In Mid-November, WVB East End Partners were given preliminary approval by the Indiana Finance Committee for the project, which some people have been looking forward to for years.
"Our community will begin to realize the positive economic benefits resulting from this project for years to come," says Matt Hall, the Vice-President for Economic Development for One Southern Indiana.
"Create jobs, economic development and certainly 100% positive. So that is an excellent project," says Jim Keith, the Executive Director for Clark-Floyd Counties Convention and Tourism Bureau.
However, not everyone voicing their opinions on Saturday was so sure of the benefits the project would have.

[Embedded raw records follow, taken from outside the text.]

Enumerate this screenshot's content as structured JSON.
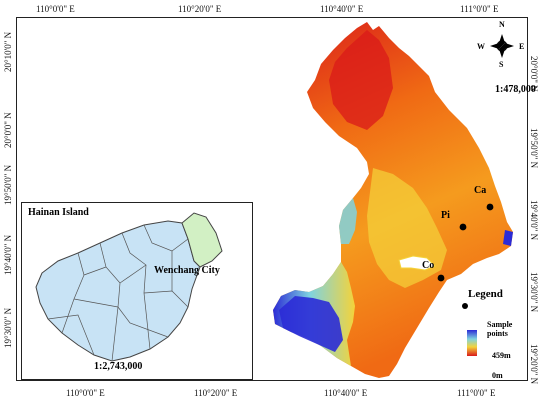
{
  "axes": {
    "top_lon": [
      "110°0'0\" E",
      "110°20'0\" E",
      "110°40'0\" E",
      "111°0'0\" E"
    ],
    "bottom_lon": [
      "110°0'0\" E",
      "110°20'0\" E",
      "110°40'0\" E",
      "111°0'0\" E"
    ],
    "left_lat": [
      "20°10'0\" N",
      "20°0'0\" N",
      "19°50'0\" N",
      "19°40'0\" N",
      "19°30'0\" N"
    ],
    "right_lat": [
      "20°0'0\" N",
      "19°50'0\" N",
      "19°40'0\" N",
      "19°30'0\" N",
      "19°20'0\" N"
    ]
  },
  "main_map": {
    "scale": "1:478,000",
    "compass": {
      "n": "N",
      "s": "S",
      "e": "E",
      "w": "W"
    },
    "sample_points": [
      {
        "label": "Ca"
      },
      {
        "label": "Pi"
      },
      {
        "label": "Co"
      }
    ]
  },
  "inset": {
    "title": "Hainan Island",
    "city_label": "Wenchang City",
    "scale": "1:2,743,000"
  },
  "legend": {
    "title": "Legend",
    "sample_label": "Sample points",
    "elev_max": "459m",
    "elev_min": "0m"
  },
  "colors": {
    "low": "#2b2bd6",
    "mid_low": "#7fd3e0",
    "mid": "#f4d33a",
    "high": "#f06a14",
    "peak": "#d91a1a",
    "hainan_fill": "#c8e3f5",
    "wenchang_fill": "#d2f0c4",
    "frame": "#222222"
  }
}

WVB East End Partners says they could complete the East End Bridge by 2016 at a cost of 763 million dollars, 23 percent below previous estimates.
Officials have said the lower costs would likely allow for lower tolls for motorists using the bridge, but some of the people attending Saturday's meeting say tolling is still the major issue.
Clarksville Councilman Paul Fetter says an economic impact study didn't show positive numbers.
"The study found for the southern Indiana communities in the I-65 corridor, tolling created a negative impact in excess of 7 billion dollars over 30 years," says Clarksville Councilman Paul Fetter.
Members of the group Coalition for the Advancement of Regional Transportation, known as CART, filed a lawsuit against the Ohio River Bridges project in September.
While people with the Ohio River Bridges Project say it will be beneficial for the area, members of CART still worry tolling will create a barrier between Louisville and southern Indiana.
"Both New Albany and Jeffersonville and Clarksville are going to be seriously impacted as we've got reduced shoppers and clients coming from Louisville because of bridge tolls, and increased congestion on the 2nd Street and Sherman Minton bridges," says David Coyte, President of the Coalition for the Advancement of Regional Transportation.
Kentucky is overseeing the downtown portion of the bridges project, while Indiana is handling the East End bridge.
On Monday, the Indiana Finance Authority will meet to consider final approval on the contractor for the East End bridge.
Governor Mitch Daniels will then make a final decision.